La deuxième partie, Vietnam, nous raconte donc son expérience militaire, l'avant, l'après et même certaines conséquences sur la société américaine. On y voit ainsi des articles au sujet d'une convention de mercenaires, d'un rassemblement d'extrême-droite (néo-nazis, Kux Klux Klan...) tout autant que des récits centrés sur la guerre qui donne son nom à cette partie du livre, dont des chutes inexploitées de Sympathy. Il y a une large part d'introspection dans ces petits textes, Anderson interroge son rapport à sa propre expérience tout autant qu'il nous questionne sur notre vision des conflits. Les deux premiers textes sur les mercenaires et les activistes d'outre-droite font particulièrement froid dans le dos (on y voit notamment un gamin de douze ans armé et looké comme le Führer). Encore une fois, on s'en prend plein les dents et les conventions et le politiquement correct au sujet de la guerre sont totalement absents.
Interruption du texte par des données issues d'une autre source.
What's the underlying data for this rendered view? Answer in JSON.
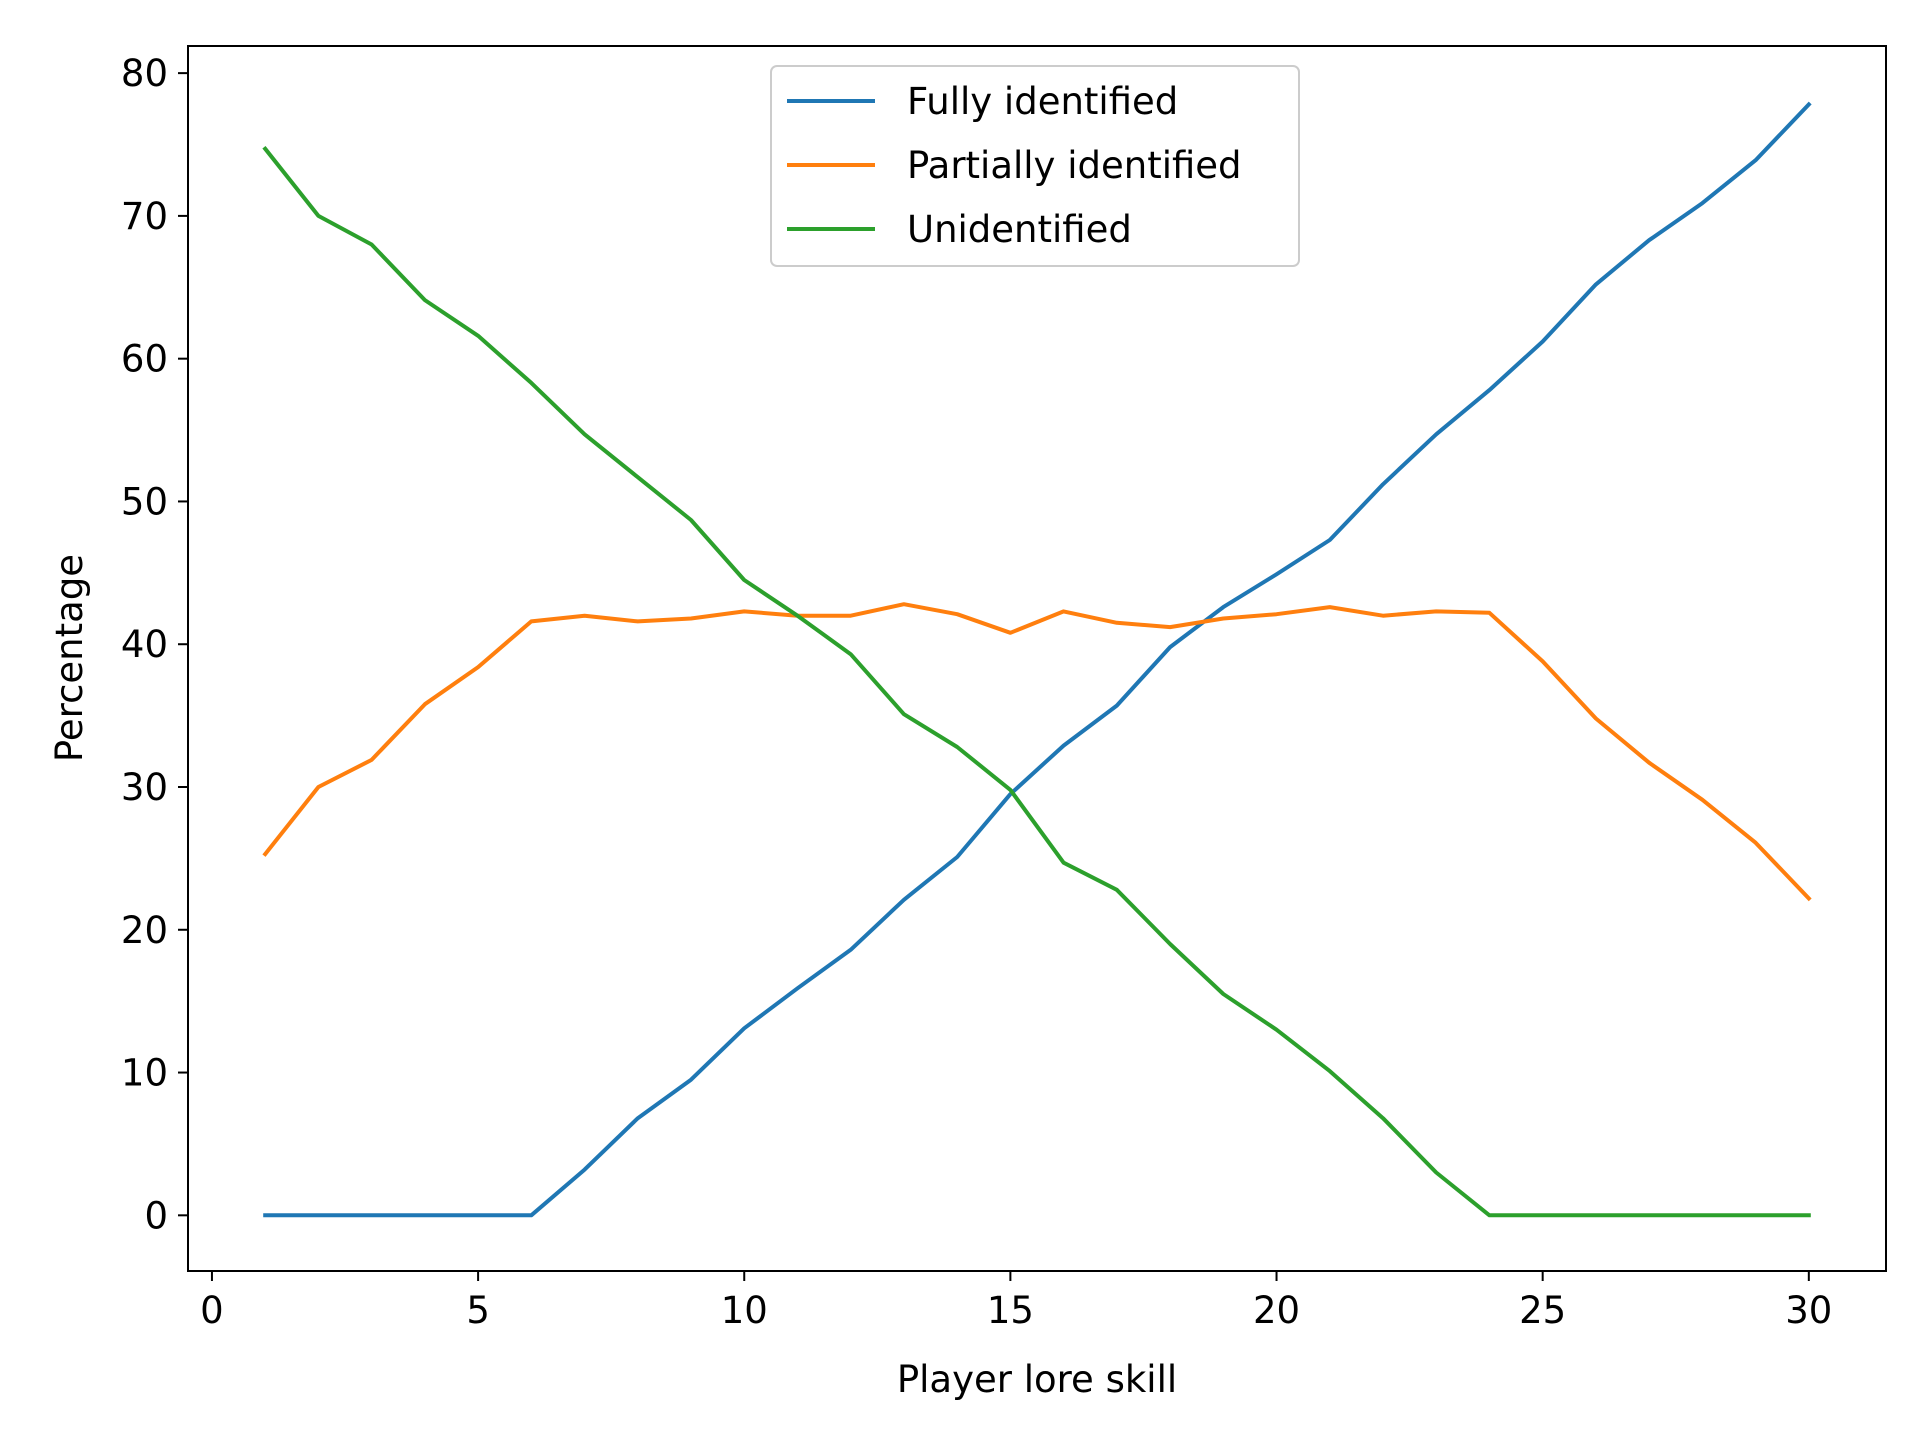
{
  "chart_data": {
    "type": "line",
    "title": "",
    "xlabel": "Player lore skill",
    "ylabel": "Percentage",
    "xlim": [
      -0.45,
      31.45
    ],
    "ylim": [
      -3.9,
      81.9
    ],
    "xticks": [
      0,
      5,
      10,
      15,
      20,
      25,
      30
    ],
    "yticks": [
      0,
      10,
      20,
      30,
      40,
      50,
      60,
      70,
      80
    ],
    "grid": false,
    "legend_position": "upper center",
    "x": [
      1,
      2,
      3,
      4,
      5,
      6,
      7,
      8,
      9,
      10,
      11,
      12,
      13,
      14,
      15,
      16,
      17,
      18,
      19,
      20,
      21,
      22,
      23,
      24,
      25,
      26,
      27,
      28,
      29,
      30
    ],
    "series": [
      {
        "name": "Fully identified",
        "color": "#1f77b4",
        "values": [
          0,
          0,
          0,
          0,
          0,
          0,
          3.2,
          6.8,
          9.5,
          13.1,
          15.9,
          18.6,
          22.1,
          25.1,
          29.5,
          32.9,
          35.7,
          39.8,
          42.6,
          44.9,
          47.3,
          51.2,
          54.7,
          57.8,
          61.2,
          65.2,
          68.3,
          70.9,
          73.9,
          77.8
        ]
      },
      {
        "name": "Partially identified",
        "color": "#ff7f0e",
        "values": [
          25.3,
          30.0,
          31.9,
          35.8,
          38.4,
          41.6,
          42.0,
          41.6,
          41.8,
          42.3,
          42.0,
          42.0,
          42.8,
          42.1,
          40.8,
          42.3,
          41.5,
          41.2,
          41.8,
          42.1,
          42.6,
          42.0,
          42.3,
          42.2,
          38.8,
          34.8,
          31.7,
          29.1,
          26.1,
          22.2
        ]
      },
      {
        "name": "Unidentified",
        "color": "#2ca02c",
        "values": [
          74.7,
          70.0,
          68.0,
          64.1,
          61.6,
          58.3,
          54.7,
          51.7,
          48.7,
          44.5,
          42.0,
          39.3,
          35.1,
          32.8,
          29.8,
          24.7,
          22.8,
          19.0,
          15.5,
          13.0,
          10.1,
          6.8,
          3.0,
          0,
          0,
          0,
          0,
          0,
          0,
          0
        ]
      }
    ]
  }
}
Nous voici donc dans le dernier tiers de l'ouvrage: Loi et Hors-là-loi. Là encore, divers écrits. Un article sur le fameux rassemblement annuel des bikers à Sturgis (prétexte pour se rendre au cimetière militaire local), une préface à Trips (un livre sur la drogue...) des textes sur sa vie quotidienne de policier et un témoignage de son travail à Hollywood aux côtés de John Milius (réalisateur de Conan le Barbare, scénariste d'Apocalypse Now et Dirty Harry...). Oui, vous avez bien lu...Bref, encore une fois, de la noirceur et de la brutalité, mais le contexte change, les villes et les studios de cinéma remplacent la jungle et les décors naturels et la menace est domestique, omniprésente. C'est du moins l'impression qui s'en dégage.

John Milius sur le tournage de Conan le Barbare (1982)


Il s'agit d'un ouvrage bien plus dense qu'il n'y paraît de prime abord, ses 330 pages étant particulièrement riches en situations extrêmes et en punchlines surréalistes: ''La mort se baladait dans la maison. Par curiosité, c'est tout'', j'y étais de nouveau [au sujet du Vietnam] et je me devais de ramener des histoires.... On y trouvera une écriture exigeante, au service d'une vision honnête, sincère du monde, quitte à en devenir brutale...Car c'est l'objectif de l'auteur qui se présente ainsi: ''Je ne suis qu'un passager parmi d'autres,à la seule différence que moi j'ai les mots pour l'écrire. C'est mon boulot''. Le côté fragmentaire et instantané des textes nous donne l'impression de fair eun tour dans la tête de l'auteur, ce qui rend le livre encore plus prenant et immersif. Un grand livre sur la monstruosité humaine et comment on doit lutter constamment pour s'en préserver.